Estávamos no fundo de uma casa azul, de tijolos. Atravessamos todo o bairro sem luz e chegamos à casa com eletricidade. Tinha uns cinco por oito? Não tenho certeza. Demos a volta pela direita, a cozinha era feita de madeira, galhos e tabuas, fora da casa. Um cubículo anexo ao final do lado direito. Rodeando a cozinha chegamos na área de trás da casa. Há uma porta e uma janela. Mais atrás, na direção do quintal, ainda do lado direito fica a casa de banho, e mais atrás passa o rio, largo, q cruza a cidade. A casa é modesta, mas aconchegante.
É nessa área do fundo que se passa o jantar. A mãe coloca as panelas na mesa, são pequenas porções, pois ela e os outros dois filhos, e um outro rapaz que morava na casa, vão se servir nas panelas dentro da cozinha. Nos servimos, e sempre me perguntam se como chima, uma polenta sem sal de milho branco, e sempre digo sim. Carne de cabrito acompanha. E eu posso sentir a energia voltando pro meu corpo. Alívio. A um quase imperceptível sinal da mãe a menina levanta e trás água para todos. Na mesa colocam uma fanta e uma coca. Eu sei que Eliseu prefere a coca, mas ele também sabe que prefiro e assim me faz aceitar a coca de qualquer maneira. Hospitalidade.

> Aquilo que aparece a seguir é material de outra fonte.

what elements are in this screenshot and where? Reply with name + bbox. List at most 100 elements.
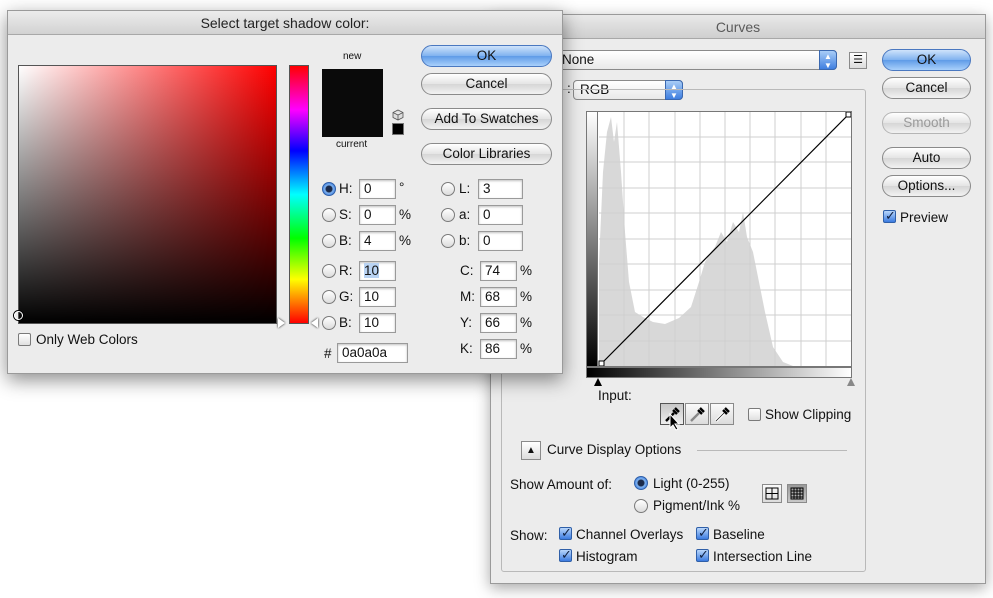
grid-detailed-icon[interactable]: [787, 484, 807, 503]
green-label: G:: [339, 289, 354, 304]
new-current-swatch: [322, 69, 383, 137]
curves-ok-button[interactable]: OK: [882, 49, 971, 71]
pigment-label: Pigment/Ink %: [653, 498, 741, 513]
picker-title: Select target shadow color:: [8, 11, 562, 35]
preview-label: Preview: [900, 210, 949, 225]
black-unit: %: [520, 341, 533, 356]
black-point-slider-icon[interactable]: [594, 378, 602, 386]
preset-popup[interactable]: None ▲ ▼: [555, 50, 837, 70]
cyan-input[interactable]: 74: [480, 261, 517, 281]
saturation-label: S:: [339, 207, 352, 222]
blue-label: B:: [339, 315, 352, 330]
green-radio[interactable]: [322, 290, 336, 304]
color-field-cursor-icon[interactable]: [14, 311, 23, 320]
lab-a-input[interactable]: 0: [478, 205, 523, 225]
baseline-checkbox[interactable]: [696, 525, 709, 541]
yellow-input[interactable]: 66: [480, 313, 517, 333]
cyan-label: C:: [460, 263, 474, 278]
saturation-input[interactable]: 0: [359, 205, 396, 225]
mouse-cursor-icon: [669, 412, 681, 436]
black-input[interactable]: 86: [480, 339, 517, 359]
intersection-line-checkbox[interactable]: [696, 547, 709, 563]
curve-display-options-label: Curve Display Options: [547, 442, 682, 457]
input-gradient-bar: [586, 367, 852, 378]
light-label: Light (0-255): [653, 476, 730, 491]
lab-l-input[interactable]: 3: [478, 179, 523, 199]
hue-slider-left-arrow-icon[interactable]: [278, 318, 285, 328]
show-clipping-label: Show Clipping: [765, 407, 852, 422]
lab-l-label: L:: [459, 181, 471, 196]
magenta-label: M:: [460, 289, 475, 304]
auto-button[interactable]: Auto: [882, 147, 971, 169]
brightness-radio[interactable]: [322, 234, 336, 248]
channel-overlays-checkbox[interactable]: [559, 525, 572, 541]
only-web-colors-checkbox[interactable]: [18, 333, 31, 346]
lab-a-radio[interactable]: [441, 208, 455, 222]
hue-slider[interactable]: [289, 65, 309, 324]
curve-graph[interactable]: [586, 111, 852, 367]
histogram-checkbox[interactable]: [559, 547, 572, 563]
brightness-unit: %: [399, 233, 412, 248]
histogram: [599, 117, 793, 366]
hue-radio[interactable]: [322, 182, 336, 196]
saturation-radio[interactable]: [322, 208, 336, 222]
options-button[interactable]: Options...: [882, 175, 971, 197]
curve-point-black[interactable]: [598, 360, 605, 367]
divider: [697, 450, 847, 451]
gray-eyedropper-icon[interactable]: [685, 403, 709, 425]
gamut-cube-icon: [392, 109, 404, 121]
picker-cancel-button[interactable]: Cancel: [421, 73, 552, 95]
hex-input[interactable]: 0a0a0a: [337, 343, 408, 363]
brightness-label: B:: [339, 233, 352, 248]
color-picker-dialog: Select target shadow color: new current …: [7, 10, 563, 374]
red-input[interactable]: 10: [359, 261, 396, 281]
lab-l-radio[interactable]: [441, 182, 455, 196]
red-input-value: 10: [364, 263, 380, 278]
curve-point-white[interactable]: [845, 111, 852, 118]
add-to-swatches-button[interactable]: Add To Swatches: [421, 108, 552, 130]
white-eyedropper-icon[interactable]: [710, 403, 734, 425]
curves-title: Curves: [491, 15, 985, 39]
blue-input[interactable]: 10: [359, 313, 396, 333]
only-web-colors-label: Only Web Colors: [36, 332, 138, 347]
baseline-label: Baseline: [713, 527, 765, 542]
show-clipping-checkbox[interactable]: [748, 408, 761, 421]
color-field[interactable]: [14, 65, 277, 324]
magenta-input[interactable]: 68: [480, 287, 517, 307]
histogram-label: Histogram: [576, 549, 638, 564]
pigment-radio[interactable]: [634, 499, 648, 513]
magenta-unit: %: [520, 289, 533, 304]
smooth-button[interactable]: Smooth: [882, 112, 971, 134]
black-label: K:: [460, 341, 473, 356]
curve-graph-svg: [598, 111, 852, 367]
curve-display-options-toggle-icon[interactable]: ▲: [521, 441, 541, 460]
intersection-line-label: Intersection Line: [713, 549, 813, 564]
curves-cancel-button[interactable]: Cancel: [882, 77, 971, 99]
hue-unit: °: [399, 180, 405, 195]
saturation-unit: %: [399, 207, 412, 222]
preview-checkbox[interactable]: [883, 208, 896, 224]
brightness-input[interactable]: 4: [359, 231, 396, 251]
green-input[interactable]: 10: [359, 287, 396, 307]
light-radio[interactable]: [634, 476, 648, 490]
hue-label: H:: [339, 181, 353, 196]
web-safe-swatch[interactable]: [392, 123, 404, 135]
lab-a-label: a:: [459, 207, 471, 222]
red-label: R:: [339, 263, 353, 278]
grid-simple-icon[interactable]: [762, 484, 782, 503]
red-radio[interactable]: [322, 264, 336, 278]
hue-slider-right-arrow-icon[interactable]: [311, 318, 318, 328]
preset-value: None: [562, 52, 595, 67]
blue-radio[interactable]: [322, 316, 336, 330]
hue-input[interactable]: 0: [359, 179, 396, 199]
color-libraries-button[interactable]: Color Libraries: [421, 143, 552, 165]
lab-b-radio[interactable]: [441, 234, 455, 248]
show-amount-label: Show Amount of:: [510, 477, 613, 492]
output-gradient-bar: [586, 111, 598, 367]
show-label: Show:: [510, 528, 548, 543]
white-point-slider-icon[interactable]: [847, 378, 855, 386]
popup-arrows-icon: ▲ ▼: [819, 50, 837, 70]
lab-b-input[interactable]: 0: [478, 231, 523, 251]
picker-ok-button[interactable]: OK: [421, 45, 552, 67]
preset-options-icon[interactable]: ☰: [849, 52, 867, 69]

A novela brasileira ia passando. Falando de alzeimer. Meio fora de contexto eu peço para dormir. Estou muito cansado. Eliseu e o irmão me conduzem há um quarto, aparentemente o do irmão. É a primeira porta a direita, de modo que a janela que dava para os fundos da casa é a janela do quarto. Há uma cama. Ajeito minhas coisas e eles saem do quarto. Como não estou certo se a cama é para mim, coloco meu saco de dormir no chão, amarro meu mosquiteiro e pego uma almofada da cama e deito. Sem saber estava sendo extremamente rude. A cama tinha sido preparada para duas pessoas. Em Moçambique é absolutamente normal dois amigos andarem de mãos dadas, ficar abraçados e, obviamente, dormir na mesma cama. A cama do irmão de Eliseu tinha sido honrosamente sido ofertada a ele, e ele, honrosamente me oferecia dormir na mesma cama. Diferenças culturais. Fiquei no meu saco de dormir mesmo. Combinamos o horário, três e meia da manhã, ele e o irmão vão me levar na parada de ônibus para seguir viagem. Acerto o relógio, digo boa noite e adormeço. Gratidão.